Confira trechos da entrevista concedida pelo goleiro do Talleres à Copalibertadores.com em espanhol:

Como foi a preparação do Talleres para a Copa CONMEBOL Libertadores?
Foi boa, com a melhor expectativa possível. Fizemos uma pré-temporada muito dura, esperamos estar à altura do que será essa Libertadores, sabíamos que seria o objetivo principal. Por sorte, fomos bem na Superliga Argentina e isso nos motiva. Esperamos estar à altura.

Qual clima envolve Córdoba às vésperas do jogo de estreia?
É uma cidade que respira futebol. Estamos em um clube grande, com uma grande torcida, que nos apoia nas ruas e em cada treinamento. Estamos vivendo um momento lindo, saber que contamos com muita gente ao nosso lado. As pessoas estão esperando mais que tudo essa partida da Libertadores. Depois de algum tempo voltamos a um torneio internacional, e isso significa muito para o clube. A cidade está alvoroçada, mas temos de ficar calmos, tranquilos. O apoio das pessoas nos transmite muita confiança.

Como administrar tanta responsabilidade e pressão?
Depende da personalidade de cada jogador. Estamos acostumados a jogar com estádio cheio, sabemos que a torcida nos cobra sempre por vitórias e vamos manejando essa pressão. Por ser um jogo de Libertadores, com ida e volta, as pessoas querem a vitória, mas precisamos ficar tranquilos, sabendo que são duas partidas. Temos de ser cautelosos. Enfrentaremos um grande rival, com muita história. Temos de respeitá-lo, saber de sua virtude. Nós podemos superá-los.

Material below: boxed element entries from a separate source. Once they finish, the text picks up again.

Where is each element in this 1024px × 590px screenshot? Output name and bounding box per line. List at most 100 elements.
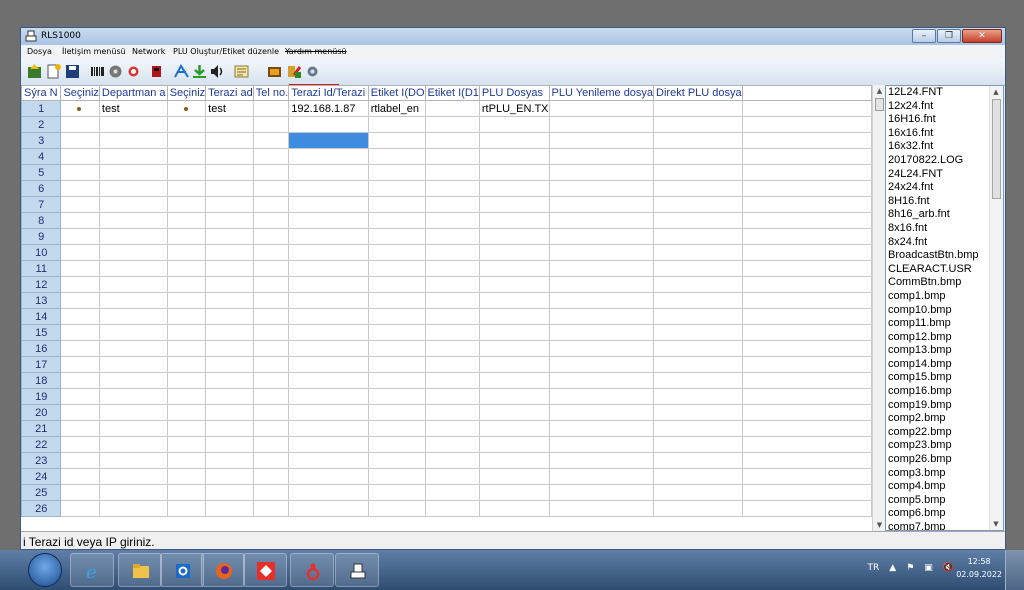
grid-cell[interactable] — [98, 308, 168, 325]
grid-cell[interactable] — [367, 340, 426, 357]
list-item[interactable]: 24L24.FNT — [888, 168, 988, 182]
table-row[interactable]: 6 — [21, 180, 872, 197]
table-row[interactable]: 9 — [21, 228, 872, 245]
list-item[interactable]: comp7.bmp — [888, 521, 988, 530]
list-item[interactable]: comp16.bmp — [888, 385, 988, 399]
grid-cell[interactable] — [166, 244, 207, 261]
grid-cell[interactable] — [478, 340, 550, 357]
table-row[interactable]: 25 — [21, 484, 872, 501]
grid-cell[interactable] — [98, 484, 168, 501]
table-row[interactable]: 13 — [21, 292, 872, 309]
grid-cell[interactable] — [424, 500, 480, 517]
grid-cell[interactable] — [653, 484, 743, 501]
grid-cell[interactable] — [98, 436, 168, 453]
grid-cell[interactable] — [166, 148, 207, 165]
col-seciniz-2[interactable]: Seçiniz — [166, 85, 207, 101]
row-number[interactable]: 21 — [21, 420, 62, 437]
grid-cell[interactable] — [548, 452, 655, 469]
grid-cell[interactable] — [478, 500, 550, 517]
grid-cell[interactable] — [548, 308, 655, 325]
file-list-scrollbar[interactable]: ▲ ▼ — [989, 86, 1003, 530]
ie-button[interactable]: e — [70, 553, 114, 587]
grid-cell[interactable] — [548, 388, 655, 405]
grid-cell[interactable] — [205, 324, 254, 341]
grid-cell[interactable] — [653, 356, 743, 373]
direct-plu-cell[interactable] — [653, 100, 743, 117]
list-item[interactable]: comp19.bmp — [888, 399, 988, 413]
grid-cell[interactable] — [548, 196, 655, 213]
grid-cell[interactable] — [653, 324, 743, 341]
grid-cell[interactable] — [424, 324, 480, 341]
row-number[interactable]: 2 — [21, 116, 62, 133]
grid-cell[interactable] — [478, 404, 550, 421]
grid-cell[interactable] — [252, 228, 290, 245]
grid-cell[interactable] — [98, 132, 168, 149]
grid-cell[interactable] — [653, 420, 743, 437]
grid-cell[interactable] — [252, 212, 290, 229]
grid-cell[interactable] — [367, 388, 426, 405]
list-item[interactable]: comp14.bmp — [888, 358, 988, 372]
table-row[interactable]: 8 — [21, 212, 872, 229]
grid-cell[interactable] — [741, 244, 872, 261]
grid-cell[interactable] — [205, 500, 254, 517]
grid-cell[interactable] — [424, 420, 480, 437]
grid-cell[interactable] — [60, 468, 100, 485]
grid-cell[interactable] — [424, 308, 480, 325]
grid-cell[interactable] — [98, 244, 168, 261]
grid-cell[interactable] — [288, 452, 369, 469]
grid-cell[interactable] — [205, 244, 254, 261]
grid-cell[interactable] — [548, 180, 655, 197]
grid-cell[interactable] — [741, 468, 872, 485]
list-item[interactable]: comp2.bmp — [888, 412, 988, 426]
grid-cell[interactable] — [367, 324, 426, 341]
grid-cell[interactable] — [166, 436, 207, 453]
grid-cell[interactable] — [205, 180, 254, 197]
grid-cell[interactable] — [98, 468, 168, 485]
list-item[interactable]: CommBtn.bmp — [888, 276, 988, 290]
list-item[interactable]: comp13.bmp — [888, 344, 988, 358]
grid-cell[interactable] — [252, 244, 290, 261]
grid-cell[interactable] — [424, 276, 480, 293]
grid-cell[interactable] — [288, 276, 369, 293]
file-list[interactable]: 12L24.FNT 12x24.fnt 16H16.fnt 16x16.fnt 16x3… — [885, 85, 1004, 531]
grid-cell[interactable] — [478, 292, 550, 309]
row-number[interactable]: 9 — [21, 228, 62, 245]
grid-cell[interactable] — [367, 292, 426, 309]
grid-cell[interactable] — [548, 468, 655, 485]
grid-cell[interactable] — [478, 420, 550, 437]
list-item[interactable]: BroadcastBtn.bmp — [888, 249, 988, 263]
grid-cell[interactable] — [478, 116, 550, 133]
plu-file-cell[interactable]: rtPLU_EN.TX — [478, 100, 550, 117]
grid-cell[interactable] — [60, 164, 100, 181]
grid-cell[interactable] — [741, 324, 872, 341]
grid-cell[interactable] — [252, 436, 290, 453]
grid-cell[interactable] — [653, 196, 743, 213]
table-row[interactable]: 4 — [21, 148, 872, 165]
flag-icon[interactable]: ⚑ — [906, 563, 914, 573]
grid-cell[interactable] — [98, 372, 168, 389]
grid-cell[interactable] — [205, 420, 254, 437]
grid-cell[interactable] — [741, 148, 872, 165]
scale-name-cell[interactable]: test — [205, 100, 254, 117]
grid-cell[interactable] — [60, 196, 100, 213]
grid-cell[interactable] — [166, 452, 207, 469]
grid-cell[interactable] — [166, 388, 207, 405]
grid-cell[interactable] — [741, 132, 872, 149]
grid-cell[interactable] — [205, 196, 254, 213]
grid-cell[interactable] — [741, 180, 872, 197]
grid-cell[interactable] — [367, 180, 426, 197]
grid-cell[interactable] — [478, 372, 550, 389]
grid-cell[interactable] — [653, 292, 743, 309]
grid-cell[interactable] — [60, 356, 100, 373]
grid-cell[interactable] — [548, 292, 655, 309]
grid-cell[interactable] — [98, 340, 168, 357]
select-dot-icon[interactable] — [183, 106, 188, 111]
grid-cell[interactable] — [166, 228, 207, 245]
list-item[interactable]: comp1.bmp — [888, 290, 988, 304]
grid-cell[interactable] — [252, 180, 290, 197]
label1-cell[interactable] — [424, 100, 480, 117]
upload-icon[interactable] — [26, 63, 43, 80]
grid-cell[interactable] — [741, 260, 872, 277]
grid-cell[interactable] — [166, 372, 207, 389]
list-item[interactable]: comp11.bmp — [888, 317, 988, 331]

O elenco estava em férias durante o sorteio da Libertadores. Vocês acompanharam?
Sim, soubemos do sorteio e que havia grandes equipes. A verdade é que, para poder entrar na fase de grupos, não se pode escolher rival, tem de estar preparado para jogar contra os melhores. Temos um grande adversário. Será lindo enfrentar um rival com a história do São Paulo. Será ótimo para saber se estamos preparados para um desafio tão enorme.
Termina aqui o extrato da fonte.